Gina Brooke, Madonna’s make-up artist and a close friend of Smithkin says, "Ilona is a true vision of light. She exudes the most beautiful energy of artistic expression and above all, life," 

“I have never been as happy as I am [now] because of all the wonderful people I have in my life,” Smithkin said. She hopes to be an inspiration to younger people who are struggling with their identity. Her philosophy is simple, “Never look at what you haven‟t got. Always look at what you have accomplished.” Her style is based on what colors look  “happy” because happiness is so important to her now. “My life actually started ten years ago,” she said referring to all the opportunities that have come her way. Still, when asked what her plans for the future are, Smithkin at 90 said, “I don't even buy green bananas anymore because I don't know if I will live to see them ripe.” 

Sunday, September 19, 2010

Profile On Eddie Daniels


When given the choice to be labeled as black or white, it takes a brave man to choose ”black” in a racially segregated society such as South Africa. It takes a braver man to fight the system for social and racial equality.
Fighting the system in order to end oppression and injustice in South Africa was what Eddie Daniels, 83, did and it was what got him imprisoned in the all black prison, Robben Island for 15-years. It was during his stay at Robben Island that he befriended Nelson Mandela, his jail-mate.
 Daniels had dealt with race issues his whole life.

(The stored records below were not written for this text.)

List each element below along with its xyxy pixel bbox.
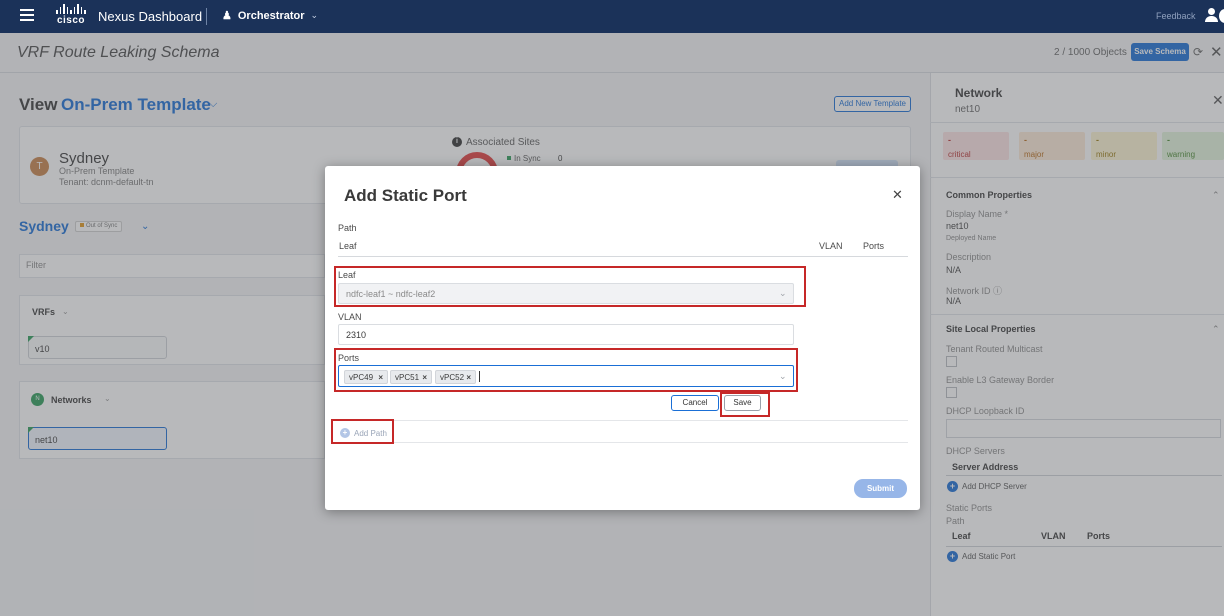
chevron-down-icon: ⌄ [310, 10, 319, 20]
table-header-divider [338, 256, 908, 257]
user-icon[interactable] [1204, 8, 1218, 24]
help-icon[interactable] [1219, 9, 1224, 23]
logo-text: cisco [56, 15, 86, 26]
highlight-box-add-path [331, 419, 394, 444]
cancel-button[interactable]: Cancel [671, 395, 719, 411]
add-static-port-dialog: Add Static Port ✕ Path Leaf VLAN Ports L… [325, 166, 920, 510]
column-ports: Ports [863, 241, 885, 251]
section-divider [331, 420, 908, 421]
topbar-divider [206, 8, 207, 25]
service-label: Orchestrator [237, 9, 305, 22]
column-vlan: VLAN [819, 241, 843, 251]
section-divider [331, 442, 908, 443]
vlan-input-value: 2310 [346, 330, 367, 340]
highlight-box-ports [334, 348, 798, 392]
close-icon[interactable]: ✕ [892, 187, 903, 203]
submit-button[interactable]: Submit [854, 479, 907, 498]
cisco-logo: cisco [55, 4, 87, 28]
orchestrator-icon: ♟ [222, 10, 232, 22]
highlight-box-save [720, 392, 770, 417]
vlan-input[interactable]: 2310 [338, 324, 794, 345]
highlight-box-leaf [334, 266, 806, 307]
path-label: Path [338, 223, 357, 233]
service-switcher[interactable]: ♟ Orchestrator ⌄ [222, 9, 319, 23]
dialog-title: Add Static Port [344, 186, 467, 205]
feedback-link[interactable]: Feedback [1156, 11, 1196, 21]
vlan-label: VLAN [338, 312, 362, 322]
menu-icon[interactable] [20, 9, 34, 21]
column-leaf: Leaf [339, 241, 357, 251]
app-title[interactable]: Nexus Dashboard [98, 9, 202, 24]
top-bar: cisco Nexus Dashboard ♟ Orchestrator ⌄ F… [0, 0, 1224, 33]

He was one of six brothers and sisters born to an African-American mother and a Caucasian father. The family lived in an impoverished area in South Africa known as district 6 where they struggled to get by. “I take exception to being referred to as ‘Coloured,’ as I see myself as a South African. If I must be referred to in terms of colour then I prefer the term ‘black,’” Daniels said. He went on further to say that he chose to recognize the African-American side of his heritage because he was proud of it. “Skin color does not reflect integrity, dignity or character… Skin color is insignificant,” he said. Daniels also compared skin color to flowers in a garden, all beautiful and all different.
 Daniels was sentenced to fifteen years after he blew up power lines and railroad tracks in South Africa in order to protest the opposition and injustice of the apartheid region. When he first got to the Robben Island prison, he was segregated from the other inmates because he did not look black and the Robben Island prison is an all black prison; later he was assimilated with the rest, which is when he met and befriended Nelson Mandela. “He [Nelson Mandela] was the greatest of the greatest,” Daniels said. Mandela and Daniels had in depth discussion about politics during Daniel’s stay at Robben Island.
"We recall his loyalty and courage; his sense of humor, and justice as well as total commitment to the struggle of the prisoners for the eradication of injustice and for the betterment of their conditions,” said Mandela according to The Michigan State University Press.
Today, Daniels wants to thank the world for helping to crush the apartheid   regime. He is currently touring different universities and speaking to students where he tells them about his story as a freedom fighter. The University of Kentucky and The South African Festival sponsor his tour of the United States. He just wrote a book called There and Back, which is an autobiographical account of his time at Robben Island and his time with Nelson Mandela.
Daniels begins his lectures with a poem by William Ernest Henley that relates to his friend Nelson Mandela. The most important parts of the poem according to Daniels are the last lines, “I am master of my fate. I am captain of my soul.” At the end of the poem he stresses these lines by telling the audience. “You are mater of your fate. You are captain of your soul.”